Johannesburg - Across the City residents are being faced with what some call a plague of super rats.
It is a term that is being used around the world to describe rats that have become bolder and have developed a degree of resistance to the poisons that are used to kill them.
These armies of rats have not just become a problem in urban areas across South Africa, they are overrunning cities like Paris, New York and Sydney.
What is driving them is the easy availability of food.
“And it is high-protein stuff so these guys are getting big and it's almost like natural selection on steroids,” said rat expert Diederik van ’t Hof.
The sight of rats crossing roads, scrummaging in dustbins and feeding in gardens has become a common sight for many Joburg residents.
But residents are fighting back with new initiatives that they hope will get Jozi’s rat problem under control. The one suburb of Joburg notorious for rats is Alexandra. Through the years there have been several efforts to eradicate the pests here, but so far nothing has worked.
Since the beginning of the year 35 rat catchers recruited from the community have been heading out into the township to set traps for the rodents.
The initiative is known as the Integrated Rodent Control Project and so far it has been a success. The 35 “ambassadors” began setting traps in February this year and they have eradicated 6 000 rats around several schools in the area. Their aim is to catch 12 000 rats by the end of the year.
“There has been an interest in that if this project goes well, they will take it to other regions in Johannesburg,” said Ephraim Pooe, of the City of Joburg.
The secret of their success, according to the supervisor of the project and pest controller Arthur Jacobs, is the use of vanilla essence to draw the rats to the traps.
If that doesn’t work, Old Brown Sherry has been known to work too. The community initiative doesn’t use poison which, Jacobs points out, means the rats don’t develop any resistance to the toxins. Both Jacobs and Van ’t Hof say they have noticed rats developing poison resistance.
“The poison immunity does happen, but I think that people are confusing it with bait shyness,” said Van ’t Hof, who explained that ever suspicious rats sometimes work out if something is poisonous.
Several years ago Van ’t Hof and a group of entrepreneurs developed a rat trap that they believed would go a long way in curbing South Africa’s rat plague.
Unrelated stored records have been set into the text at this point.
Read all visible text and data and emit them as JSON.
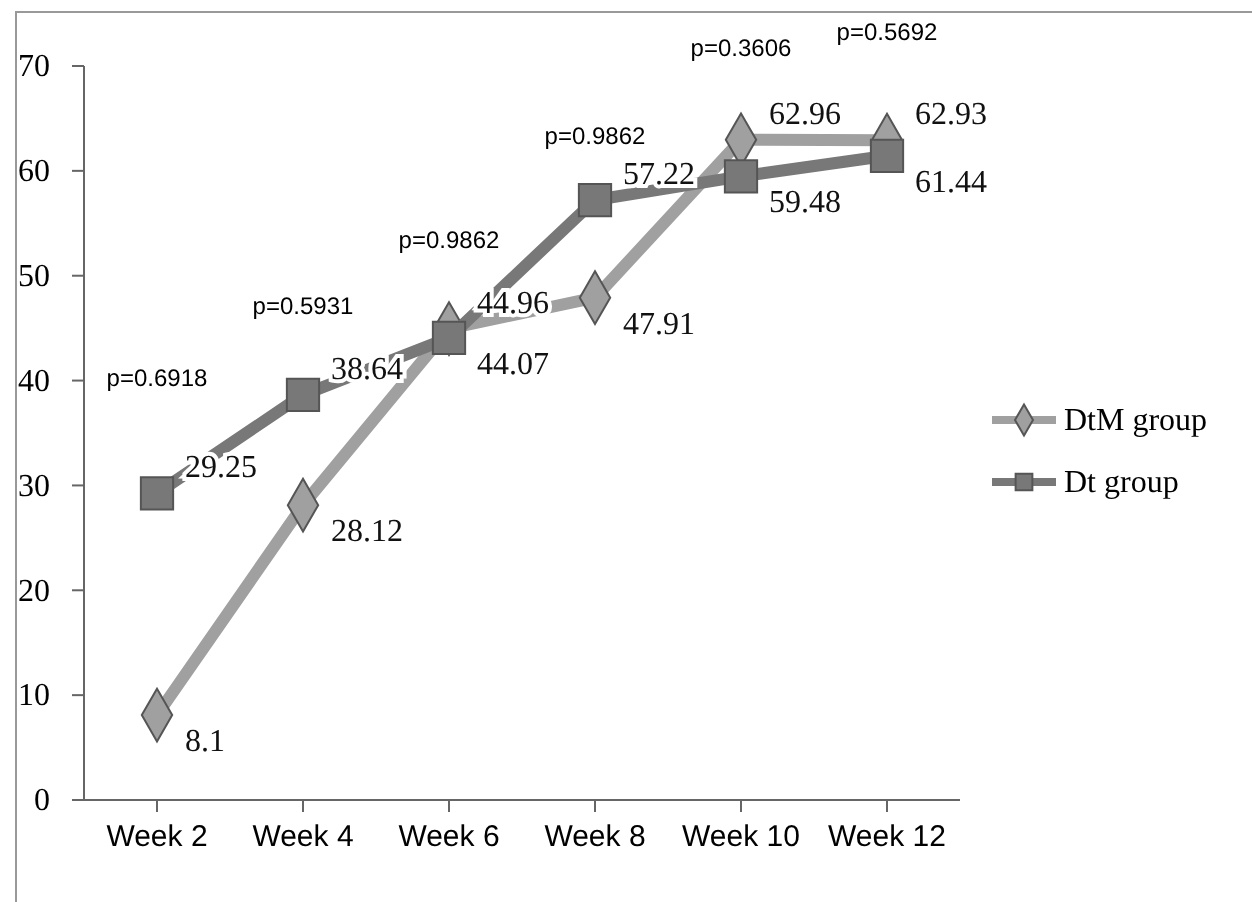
{
  "chart_data": {
    "type": "line",
    "categories": [
      "Week 2",
      "Week 4",
      "Week 6",
      "Week 8",
      "Week 10",
      "Week 12"
    ],
    "series": [
      {
        "name": "DtM group",
        "color": "#a0a0a0",
        "marker": "diamond",
        "values": [
          8.1,
          28.12,
          44.96,
          47.91,
          62.96,
          62.93
        ]
      },
      {
        "name": "Dt group",
        "color": "#787878",
        "marker": "square",
        "values": [
          29.25,
          38.64,
          44.07,
          57.22,
          59.48,
          61.44
        ]
      }
    ],
    "ylim": [
      0,
      70
    ],
    "yticks": [
      0,
      10,
      20,
      30,
      40,
      50,
      60,
      70
    ],
    "grid": false,
    "legend": "right",
    "data_labels": true,
    "annotations": [
      "p=0.6918",
      "p=0.5931",
      "p=0.9862",
      "p=0.9862",
      "p=0.3606",
      "p=0.5692"
    ]
  }
}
Called the Hamelin trap, it worked similar to a swing-top dustbin lid. This lid is placed flush with the ground and when a rat walks over it, its weight causes the door to open and the rat falls into a bucket below.
In 2018 the creators of the Hamelin had a competition with the Joburg City Council to see who would catch the most rats. The place chosen for the competition was the Msawawa informal settlement, near Honeydew.
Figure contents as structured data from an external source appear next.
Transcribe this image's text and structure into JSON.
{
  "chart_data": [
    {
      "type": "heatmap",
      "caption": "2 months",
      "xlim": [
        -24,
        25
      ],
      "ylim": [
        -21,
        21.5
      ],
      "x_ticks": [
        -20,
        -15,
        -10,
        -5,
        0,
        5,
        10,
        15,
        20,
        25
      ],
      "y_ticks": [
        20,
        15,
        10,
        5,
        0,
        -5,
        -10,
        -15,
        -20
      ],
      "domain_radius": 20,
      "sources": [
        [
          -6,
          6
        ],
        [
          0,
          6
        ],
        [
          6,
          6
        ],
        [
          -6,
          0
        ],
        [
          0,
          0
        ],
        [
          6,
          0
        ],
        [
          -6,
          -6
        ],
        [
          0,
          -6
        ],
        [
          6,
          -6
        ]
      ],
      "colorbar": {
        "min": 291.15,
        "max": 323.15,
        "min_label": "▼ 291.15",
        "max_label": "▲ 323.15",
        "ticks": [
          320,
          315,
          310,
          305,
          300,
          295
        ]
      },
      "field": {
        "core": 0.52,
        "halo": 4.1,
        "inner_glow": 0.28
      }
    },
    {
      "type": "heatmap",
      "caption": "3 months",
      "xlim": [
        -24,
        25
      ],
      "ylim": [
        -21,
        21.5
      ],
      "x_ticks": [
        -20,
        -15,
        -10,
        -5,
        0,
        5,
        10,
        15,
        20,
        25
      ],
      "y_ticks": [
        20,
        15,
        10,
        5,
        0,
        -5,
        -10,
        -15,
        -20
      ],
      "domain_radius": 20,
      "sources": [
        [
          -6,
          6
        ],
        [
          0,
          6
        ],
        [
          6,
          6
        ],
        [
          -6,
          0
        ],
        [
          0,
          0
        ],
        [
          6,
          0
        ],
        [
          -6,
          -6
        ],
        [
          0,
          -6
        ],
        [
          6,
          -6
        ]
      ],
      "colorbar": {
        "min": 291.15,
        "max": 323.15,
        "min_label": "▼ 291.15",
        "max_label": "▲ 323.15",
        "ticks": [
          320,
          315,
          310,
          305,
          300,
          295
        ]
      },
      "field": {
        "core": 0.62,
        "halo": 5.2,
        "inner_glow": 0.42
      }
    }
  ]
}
The Hamelin won, when after two weeks they had collected 81 rats to the City’s 25.
The problem was that the Hamelin project never got off the ground.
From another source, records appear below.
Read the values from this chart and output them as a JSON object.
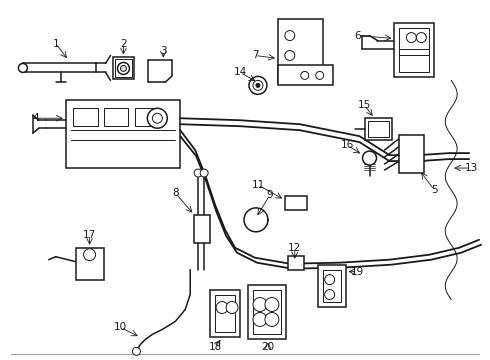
{
  "background_color": "#ffffff",
  "line_color": "#1a1a1a",
  "fig_width": 4.9,
  "fig_height": 3.6,
  "dpi": 100,
  "label_fontsize": 7.5,
  "lw_main": 1.1,
  "lw_thin": 0.7,
  "lw_cable": 1.3
}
Van ’t Hof believes that with a network of Hamelin traps spread across the City, they could collect possibly 20 000 rats a night. This would create another problem which the inventors are looking at solving. The plan is to take all the rat carcasses and turn them into fertiliser.
“Rats have everything needed for good fertiliser, and this system would feed the rats back into the ecosystem,” explained Abel Mukwevho, the director of Entrepovate.
The process would involve freezing the rat carcasses to get rid of any diseases then put them through a machine that would first dry them out and then pulverise them into pellets.
But while new ways are being found to catch and eradicate these super rats, pest controllers across the world know that they can't be totally defeated.
“The actual solution to this is to take several steps back and take their food and water away. It is a hygiene thing and with proper hygiene you won’t see rats,” said Van ’t Hof. “You will never run out of rats, but you can get them under control.”